AMC will divest theaters in 15 markets, sell off its holdings, and relinquish governance rights in National CineMedia, and transfer 24 theaters with 384 screens to the network of Screenvision Media.
“Moviegoers across the United States have benefited from head-to-head competition between AMC and Carmike that has kept ticket prices in check and delivered a higher quality movie experience,” said Renata Hesse, acting assistant attorney in the DOJ’s Antitrust Division. “Today’s settlement will ensure that movie theater competition is preserved in 15 local markets where AMC and Carmike currently compete.”
She also said that requiring AMC to divest from National CineMedia and transfer screens to Screenvision “will promote continued vigorous competition between the two leading cinema advertising networks — competition that the division fought to protect when it blocked the NCM-Screenvision merger.”
The DOJ filed suit to block the NCM-Screenvision merger in November of 2014. The two companies then abandoned their plans to combine.
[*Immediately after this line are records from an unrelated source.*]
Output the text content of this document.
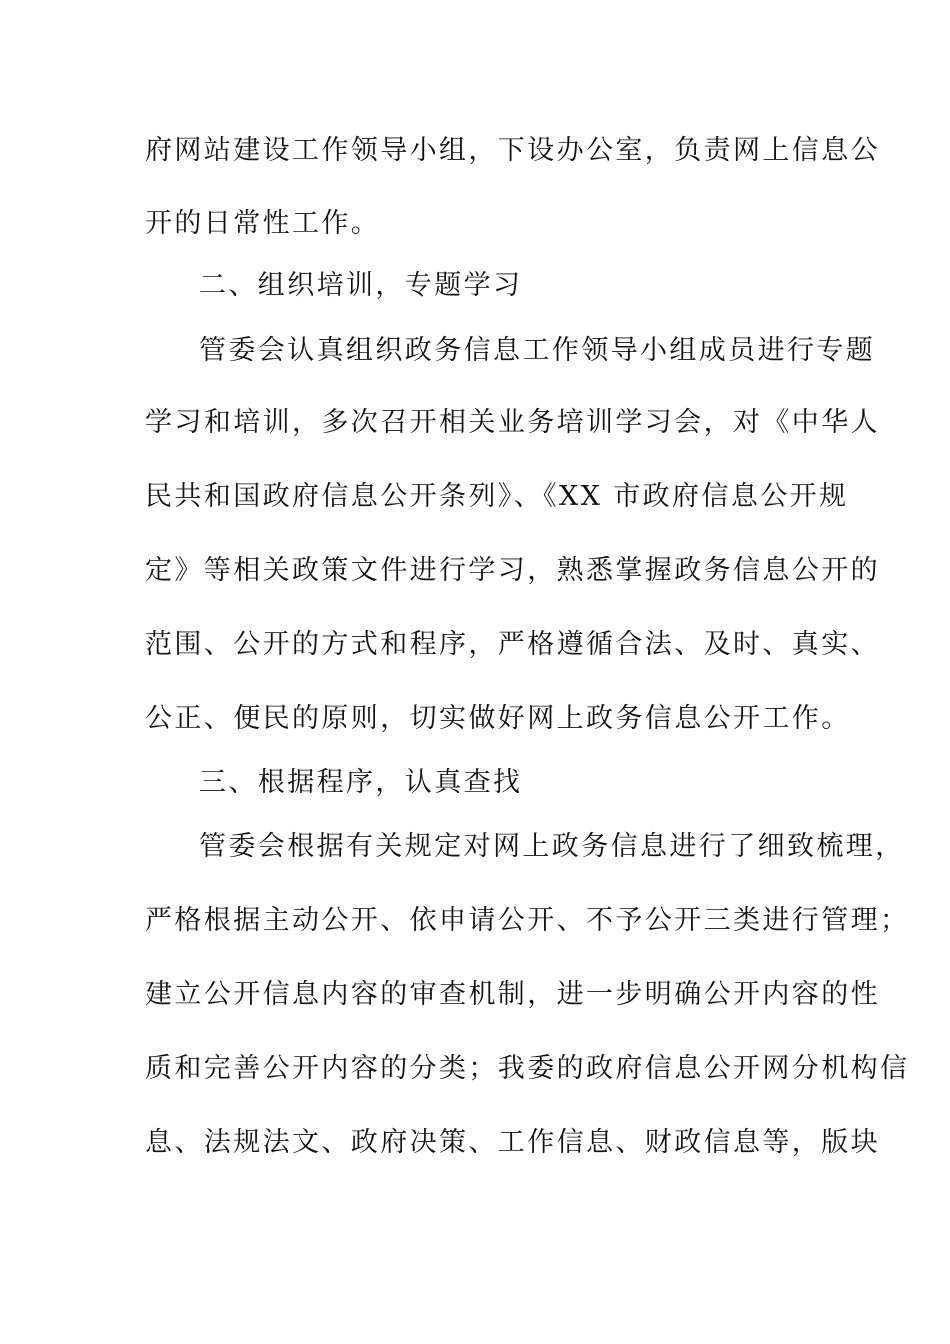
府网站建设工作领导小组，下设办公室，负责网上信息公
开的日常性工作。
二、组织培训，专题学习
管委会认真组织政务信息工作领导小组成员进行专题
学习和培训，多次召开相关业务培训学习会，对《中华人
民共和国政府信息公开条列》、《XX 市政府信息公开规
定》等相关政策文件进行学习，熟悉掌握政务信息公开的
范围、公开的方式和程序，严格遵循合法、及时、真实、
公正、便民的原则，切实做好网上政务信息公开工作。
三、根据程序，认真查找
管委会根据有关规定对网上政务信息进行了细致梳理，
严格根据主动公开、依申请公开、不予公开三类进行管理；
建立公开信息内容的审查机制，进一步明确公开内容的性
质和完善公开内容的分类；我委的政府信息公开网分机构信
息、法规法文、政府决策、工作信息、财政信息等，版块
NCM and Screenvision together serve more than 80% of U.S. movie screens and compete for exclusive contracts for pre-show advertising.
The DOJ had concerns with the AMC-Carmike merger because they are competitors in 15 markets.
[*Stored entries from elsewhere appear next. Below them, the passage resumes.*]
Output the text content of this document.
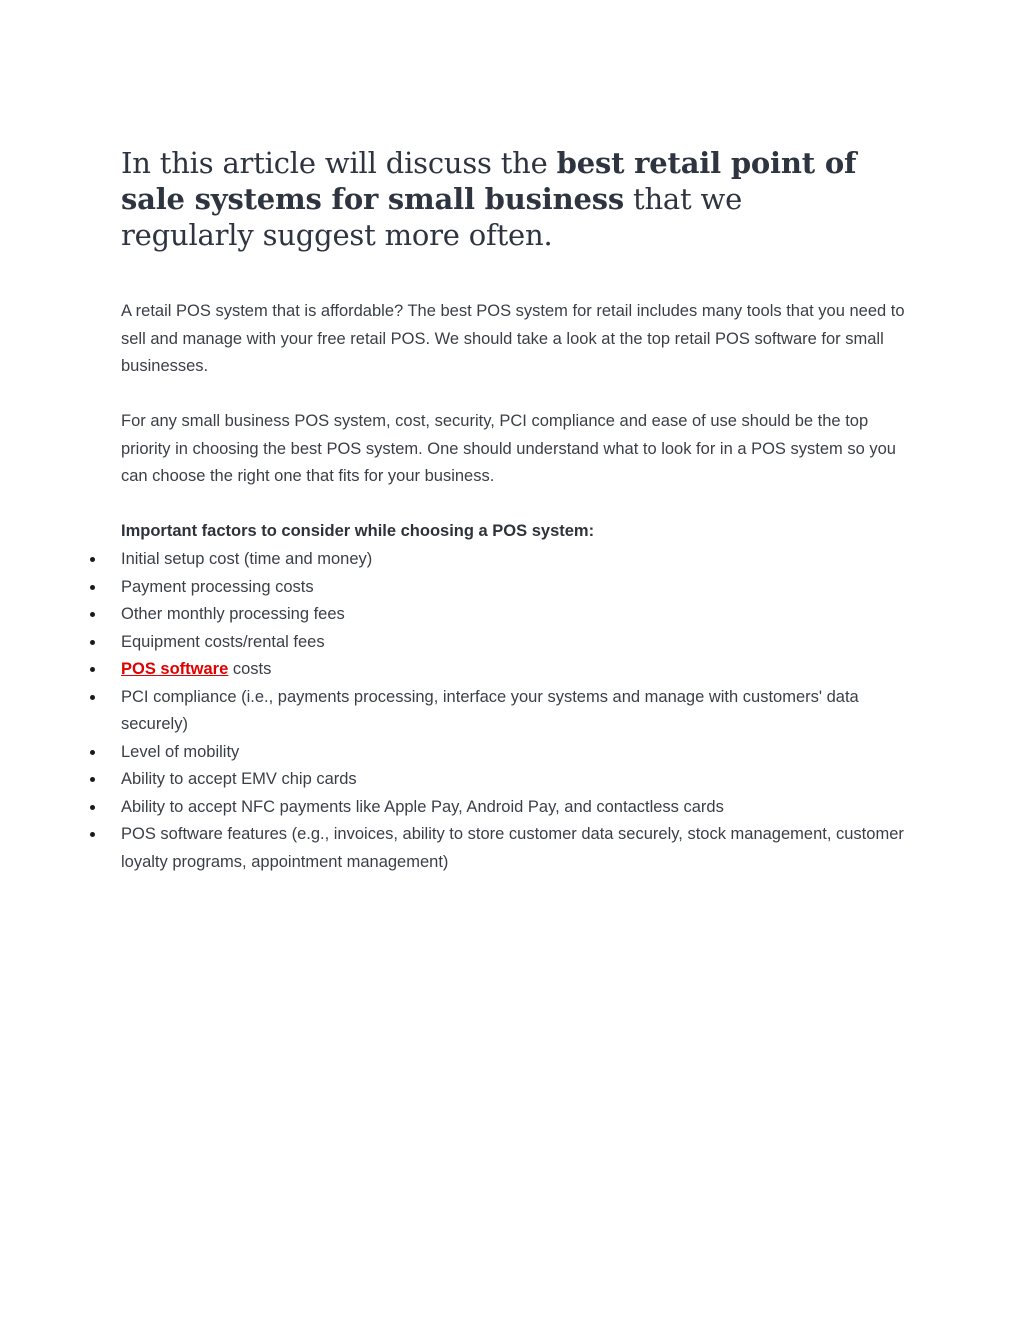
In this article will discuss the best retail point of sale systems for small business that we regularly suggest more often.

A retail POS system that is affordable? The best POS system for retail includes many tools that you need to sell and manage with your free retail POS. We should take a look at the top retail POS software for small businesses.

For any small business POS system, cost, security, PCI compliance and ease of use should be the top priority in choosing the best POS system. One should understand what to look for in a POS system so you can choose the right one that fits for your business.

Important factors to consider while choosing a POS system:

Initial setup cost (time and money)
Payment processing costs
Other monthly processing fees
Equipment costs/rental fees
POS software costs
PCI compliance (i.e., payments processing, interface your systems and manage with customers' data securely)
Level of mobility
Ability to accept EMV chip cards
Ability to accept NFC payments like Apple Pay, Android Pay, and contactless cards
POS software features (e.g., invoices, ability to store customer data securely, stock management, customer loyalty programs, appointment management)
Under the terms of the settlement, which still must be approved by a federal judge, AMC must divest the majority of its equity interest in NCM so that it owns no more than 4.99% of the company.
The settlement also requires “firewalls” to ensure that AMC does not obtain NCM’s, Screenvision’s, or other movie exhibitors’ competitively sensitive information “or become a conduit for the flow of such information between NCM and Screenvision,” according to the DOJ.